Mafia The Old Country nous ramène aux origines de la saga, là où tout a commencé : la Sicile au début du XX^e siècle. Le joueur incarne Enzo, un jeune charbonnier employé dans des conditions déplorables, à la limite de l’esclavage. Tout dérape et Enzo se rebelle contre son patron ; une rixe éclate et l’un des hommes de main du coin est blessé. Obligé de s’enfuir, Enzo se croit pris au piège, mais il ignore que ses tortionnaires l’ont suivi jusque sur les terres d’une famille concurrente qui intervient et chasse les agresseurs. Enzo finit par intégrer cette famille, mais il doit mériter son sauvetage ainsi que le toit, la nourriture, etc. qu’on lui offre. Petit à petit, et grâce à sa volonté de ne plus revivre sa vie cauchemardesque passée, et à la vue de celle qu’il pourrait embrasser maintenant, il est prêt à tout pour ne pas perdre ce qu’il vient tout juste de « gagner ».
Carusu, bienvenu dans la famille
Sans en dire plus, Mafia The Old Country nous conte une histoire captivante, qu’on prend plaisir à suivre, avec passion. Elle aborde des thèmes tels que le dévouement, la camaraderie, le sens du devoir et du sacrifice, l’honneur, mais aussi la famille, l’amour, ainsi que la contradiction entre devoir et envie. Au lieu d’une expérience libre dans un monde ouvert, où l’on peut faire ce que l’on veut, quand on veut, Mafia The Old Country opte pour une progression assez dirigiste et linéaire. Il existe bien quelques moments où Mafia nous laisse vaquer à notre guise, sortir du chemin qu’il nous a balisé, mais dans l’ensemble, c’est plutôt bien cadenassé, avec un chapitrage qui rythme la vie d’Enzo et les événements qui gravitent autour de lui, ainsi que des sauts dans le temps de quelques jours, semaines ou mois.

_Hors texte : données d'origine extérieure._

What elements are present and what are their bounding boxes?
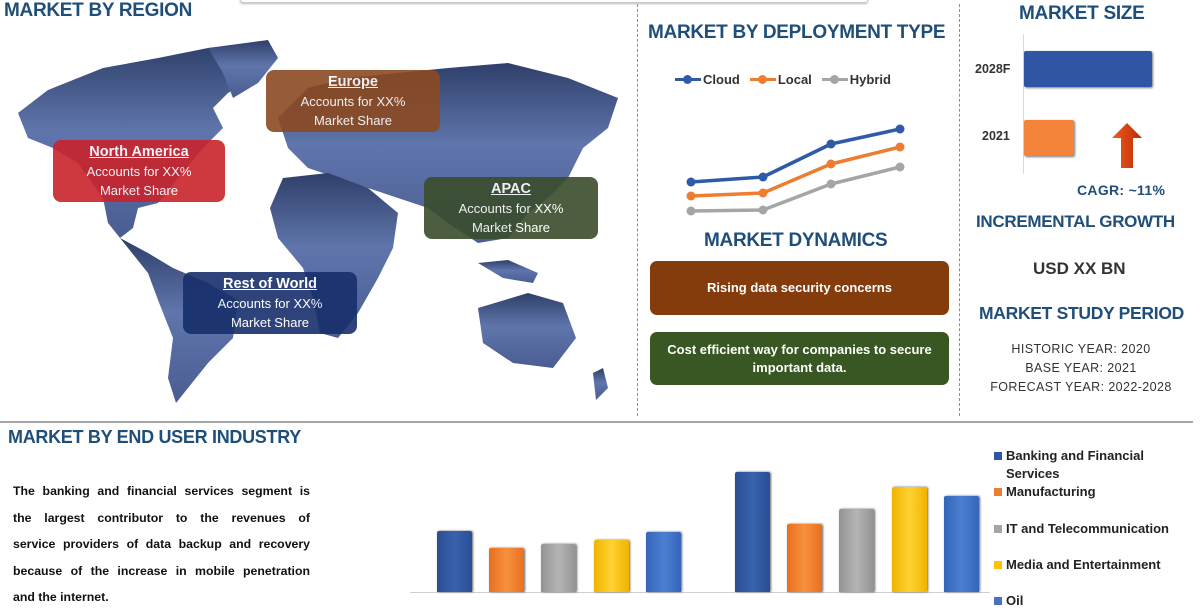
end-user-legend: Banking and Financial Services Manufactu… [994,447,1194,610]
legend-hybrid: Hybrid [821,72,891,87]
market-size-title: MARKET SIZE [1019,3,1145,24]
region-share-line: Market Share [471,220,551,235]
dynamics-title: MARKET DYNAMICS [704,230,888,251]
banking-swatch-icon [994,452,1002,460]
description-line: The banking and financial services segme… [13,484,310,498]
legend-label: Local [777,72,812,87]
bar-g2-it-telecom [839,509,874,592]
legend-label: Oil [1006,593,1024,608]
vertical-divider-1 [637,4,638,416]
description-line: and the internet. [13,590,109,604]
incremental-growth-title: INCREMENTAL GROWTH [976,212,1175,231]
legend-cloud: Cloud [675,72,740,87]
region-box-north-america: North America Accounts for XX% Market Sh… [53,140,225,202]
market-size-label-2021: 2021 [982,129,1010,143]
end-user-title: MARKET BY END USER INDUSTRY [8,427,301,447]
bar-g2-banking [735,472,770,592]
local-line-marker-icon [749,75,776,84]
cagr-value: CAGR: ~11% [1077,182,1166,198]
hybrid-line-marker-icon [821,75,848,84]
media-swatch-icon [994,561,1002,569]
dynamics-driver-2: Cost efficient way for companies to secu… [650,332,949,385]
bar-g1-oil [646,532,681,592]
market-size-axis [1023,34,1024,174]
legend-label: Hybrid [849,72,891,87]
region-name: APAC [490,181,531,197]
legend-label: IT and Telecommunication [1006,521,1170,536]
legend-label: Banking and Financial Services [1006,448,1144,481]
region-name: North America [89,144,189,160]
base-year: BASE YEAR: 2021 [1025,361,1137,375]
description-line: because of the increase in mobile penetr… [13,563,310,578]
manufacturing-swatch-icon [994,488,1002,496]
description-line: the largest contributor to the revenues … [13,510,310,525]
market-size-label-2028f: 2028F [975,62,1011,76]
legend-oil: Oil [994,592,1194,610]
region-share-line: Accounts for XX% [217,296,323,311]
legend-label: Cloud [703,72,740,87]
legend-it-telecom: IT and Telecommunication [994,520,1194,556]
chart-baseline [410,592,990,593]
dynamics-driver-1: Rising data security concerns [650,261,949,315]
region-name: Europe [328,74,378,90]
legend-local: Local [749,72,812,87]
bar-g1-media [594,540,629,592]
incremental-growth-value: USD XX BN [1033,259,1126,278]
legend-manufacturing: Manufacturing [994,483,1194,520]
bar-g1-it-telecom [541,544,576,592]
region-box-europe: Europe Accounts for XX% Market Share [266,70,440,132]
forecast-year: FORECAST YEAR: 2022-2028 [990,380,1172,394]
bar-g1-manufacturing [489,548,524,592]
study-period-title: MARKET STUDY PERIOD [979,303,1184,323]
region-box-apac: APAC Accounts for XX% Market Share [424,177,598,239]
top-frame-strip [240,0,868,3]
region-share-line: Market Share [313,113,393,128]
historic-year: HISTORIC YEAR: 2020 [1011,342,1151,356]
horizontal-divider [0,421,1193,423]
region-share-line: Accounts for XX% [458,201,564,216]
region-box-rest-of-world: Rest of World Accounts for XX% Market Sh… [183,272,357,334]
region-share-line: Market Share [230,315,310,330]
market-size-bar-2028f [1024,51,1152,87]
bar-g2-manufacturing [787,524,822,592]
legend-label: Media and Entertainment [1006,557,1161,572]
bar-g1-banking [437,531,472,592]
region-share-line: Accounts for XX% [300,94,406,109]
bar-g2-media [892,487,927,592]
vertical-divider-2 [959,4,960,416]
region-title: MARKET BY REGION [4,0,193,21]
market-size-bar-2021 [1024,120,1074,156]
region-share-line: Accounts for XX% [86,164,192,179]
bar-g2-oil [944,496,979,592]
it-telecom-swatch-icon [994,525,1002,533]
region-name: Rest of World [223,276,317,292]
study-period-details: HISTORIC YEAR: 2020 BASE YEAR: 2021 FORE… [976,340,1186,397]
description-line: service providers of data backup and rec… [13,537,310,551]
legend-label: Manufacturing [1006,484,1096,499]
cloud-line-marker-icon [675,75,701,84]
deployment-legend: Cloud Local Hybrid [675,72,901,87]
legend-media: Media and Entertainment [994,556,1194,592]
growth-up-arrow-icon [1112,123,1142,168]
end-user-description: The banking and financial services segme… [13,478,310,611]
legend-banking: Banking and Financial Services [994,447,1194,483]
end-user-bar-chart [410,440,990,600]
oil-swatch-icon [994,597,1002,605]
region-share-line: Market Share [99,183,179,198]
deployment-line-chart [686,124,905,216]
deployment-title: MARKET BY DEPLOYMENT TYPE [648,22,946,43]
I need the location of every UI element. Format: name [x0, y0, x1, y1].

Si l’histoire reste assez classique et que l’on devine certains rebondissements, cela n’empêche pas le fait que j’ai grandement apprécié le titre de Hangar 13 pour sa narration entrainante, la façon dont il est met tout en place, l’ambiance globale, le rythme et l’alternance des phases de jeu. L’atmosphère cinématographique à la façon des films de mafieux est impeccable, avec un héros qui part de rien et devient l’un des éléments majeurs de son organisation, parfois sombre dans la déchéance, se retrouve confronté à des luttes internes, etc. La conclusion surprend un peu, mais elle laisse clairement la porte ouverte à du contenu additionnel, voire à un prochain opus, et pourquoi pas à un lien avec le tout premier Mafia.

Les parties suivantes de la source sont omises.